- Mrs. Kiwi
- 5 years ago
- Wedding: November 2007 - Radisson Hotel
Hi there. I thought I’d create a post for those of you who may be in the same place in your pregnancy (or have been) as I am.
I’m currently 6w1d pregnant with my fourth pregnancy. I have a 3.5 year old whose pregnancy was as uncomplicated as it could have been (aside from the birth, but that’s not the issue here). My last two pregnancies occurred in September (a day past the technical chemical dating, but whatever), and the other was a missed miscarriage culminating in a medical miscarriage in January (conceived in November).
With my second loss I had betas done and early monitoring, so we were sure things were going well. We even saw a heartbeat. Then, at my next scan, the baby was gone. After waiting two weeks for my body to expel the “products of conception” naturally to no avail, I took misoprostol and miscarried over a weekend. I am ANA+, which means my body clots new growth, cutting off blood flow to the developing fetus and placenta. I am taking baby aspirin daily to try to stop that from happening, as it’s a blood thinner.
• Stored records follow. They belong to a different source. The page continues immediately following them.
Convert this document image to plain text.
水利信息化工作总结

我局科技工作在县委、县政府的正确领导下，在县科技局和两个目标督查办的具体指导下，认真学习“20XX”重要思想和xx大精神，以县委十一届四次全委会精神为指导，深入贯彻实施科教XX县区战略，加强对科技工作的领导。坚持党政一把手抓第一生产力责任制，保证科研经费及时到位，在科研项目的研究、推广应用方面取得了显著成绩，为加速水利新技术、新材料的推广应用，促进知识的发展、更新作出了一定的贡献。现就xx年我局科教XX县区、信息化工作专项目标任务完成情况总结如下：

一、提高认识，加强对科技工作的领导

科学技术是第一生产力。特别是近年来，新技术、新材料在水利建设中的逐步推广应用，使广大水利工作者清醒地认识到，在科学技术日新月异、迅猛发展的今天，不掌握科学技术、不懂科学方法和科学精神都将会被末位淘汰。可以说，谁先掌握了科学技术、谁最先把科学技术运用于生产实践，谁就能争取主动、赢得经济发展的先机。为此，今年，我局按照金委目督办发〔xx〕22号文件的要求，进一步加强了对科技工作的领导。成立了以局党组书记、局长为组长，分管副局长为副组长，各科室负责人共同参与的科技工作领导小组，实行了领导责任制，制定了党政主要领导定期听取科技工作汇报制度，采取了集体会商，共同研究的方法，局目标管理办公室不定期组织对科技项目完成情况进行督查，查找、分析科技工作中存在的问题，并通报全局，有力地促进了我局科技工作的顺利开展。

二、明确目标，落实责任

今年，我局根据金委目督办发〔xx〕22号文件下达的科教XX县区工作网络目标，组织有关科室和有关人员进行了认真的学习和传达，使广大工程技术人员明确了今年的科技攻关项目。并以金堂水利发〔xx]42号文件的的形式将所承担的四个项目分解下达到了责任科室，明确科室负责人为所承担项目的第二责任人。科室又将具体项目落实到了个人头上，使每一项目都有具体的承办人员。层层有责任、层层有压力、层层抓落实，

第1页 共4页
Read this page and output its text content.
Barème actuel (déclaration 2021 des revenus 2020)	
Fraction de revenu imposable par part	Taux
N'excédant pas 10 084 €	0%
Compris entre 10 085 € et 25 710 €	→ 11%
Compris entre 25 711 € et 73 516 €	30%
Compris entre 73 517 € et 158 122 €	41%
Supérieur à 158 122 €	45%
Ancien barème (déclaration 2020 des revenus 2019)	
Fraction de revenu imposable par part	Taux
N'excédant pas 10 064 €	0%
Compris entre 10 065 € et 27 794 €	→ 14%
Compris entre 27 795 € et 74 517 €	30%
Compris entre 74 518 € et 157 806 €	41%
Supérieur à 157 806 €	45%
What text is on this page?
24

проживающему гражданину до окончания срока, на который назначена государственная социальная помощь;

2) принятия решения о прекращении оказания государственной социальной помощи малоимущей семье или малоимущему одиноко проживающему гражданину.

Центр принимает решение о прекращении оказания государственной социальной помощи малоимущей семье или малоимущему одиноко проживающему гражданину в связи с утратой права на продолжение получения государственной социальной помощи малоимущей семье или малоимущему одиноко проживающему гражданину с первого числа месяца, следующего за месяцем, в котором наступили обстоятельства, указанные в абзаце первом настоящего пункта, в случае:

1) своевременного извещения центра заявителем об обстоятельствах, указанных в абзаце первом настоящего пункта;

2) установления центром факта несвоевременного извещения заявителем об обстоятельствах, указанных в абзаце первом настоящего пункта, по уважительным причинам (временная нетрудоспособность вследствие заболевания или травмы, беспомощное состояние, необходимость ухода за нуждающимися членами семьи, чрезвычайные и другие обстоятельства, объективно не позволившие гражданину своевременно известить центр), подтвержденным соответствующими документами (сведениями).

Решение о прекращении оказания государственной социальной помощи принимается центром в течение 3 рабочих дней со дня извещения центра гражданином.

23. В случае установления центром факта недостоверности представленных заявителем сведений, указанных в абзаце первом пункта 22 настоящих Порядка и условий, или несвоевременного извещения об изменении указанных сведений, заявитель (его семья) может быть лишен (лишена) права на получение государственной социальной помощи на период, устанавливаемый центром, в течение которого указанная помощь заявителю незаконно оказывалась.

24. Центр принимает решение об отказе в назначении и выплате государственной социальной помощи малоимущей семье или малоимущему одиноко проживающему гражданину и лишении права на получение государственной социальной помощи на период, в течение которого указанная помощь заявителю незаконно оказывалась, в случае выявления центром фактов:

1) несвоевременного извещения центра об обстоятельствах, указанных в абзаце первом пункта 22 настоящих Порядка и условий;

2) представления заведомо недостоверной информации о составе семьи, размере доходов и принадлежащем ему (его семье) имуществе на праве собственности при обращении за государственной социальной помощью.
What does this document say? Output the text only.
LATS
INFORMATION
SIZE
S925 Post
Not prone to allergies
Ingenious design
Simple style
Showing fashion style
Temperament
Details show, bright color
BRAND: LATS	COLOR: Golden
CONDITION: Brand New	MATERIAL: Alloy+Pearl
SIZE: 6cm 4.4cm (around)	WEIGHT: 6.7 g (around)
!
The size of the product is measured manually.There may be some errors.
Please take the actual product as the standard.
When I found out I was pregnant again, I decided that I would do whatever I could to know I’m doing all I can to sustain this pregnancy. Despite that, I am forgoing early scans AND betas because it didn’t help last time, as everything was looking perfect and still went wrong. My OB kindly prescribed 200mg of progesterone supplements the day after my bfp at 10dpo, and along with the aspirin, I feel that I’m doing all I can within reason.
I’m still testing on cheap dollar store tests every now and then, but when tonight’s test appeared a smidge lighter than the last time (coupled with the loss of any symptoms I had), I freaked out. Normally you have the lack of bleeding and cramps to put your mind at ease, but with my missed m/c I don’t have that luxury of being able to rely on that.
I’m extremely hesitant to join any Birth Month groups because I keep thinking the day I do, I’ll be jinxed. I am trying to keep the faith that this is our Rainbow Christmas baby, but sometimes it’s so hard.
I’d like to welcome all who have been in my place, who can give advice about coping with this paranoid and fearful life those who are pregnant after a loss lead. I’d love to have a place for others in this precarious position who just want to talk about various fears, and symptoms, and questions. This can be a place of support and hope, if you let it.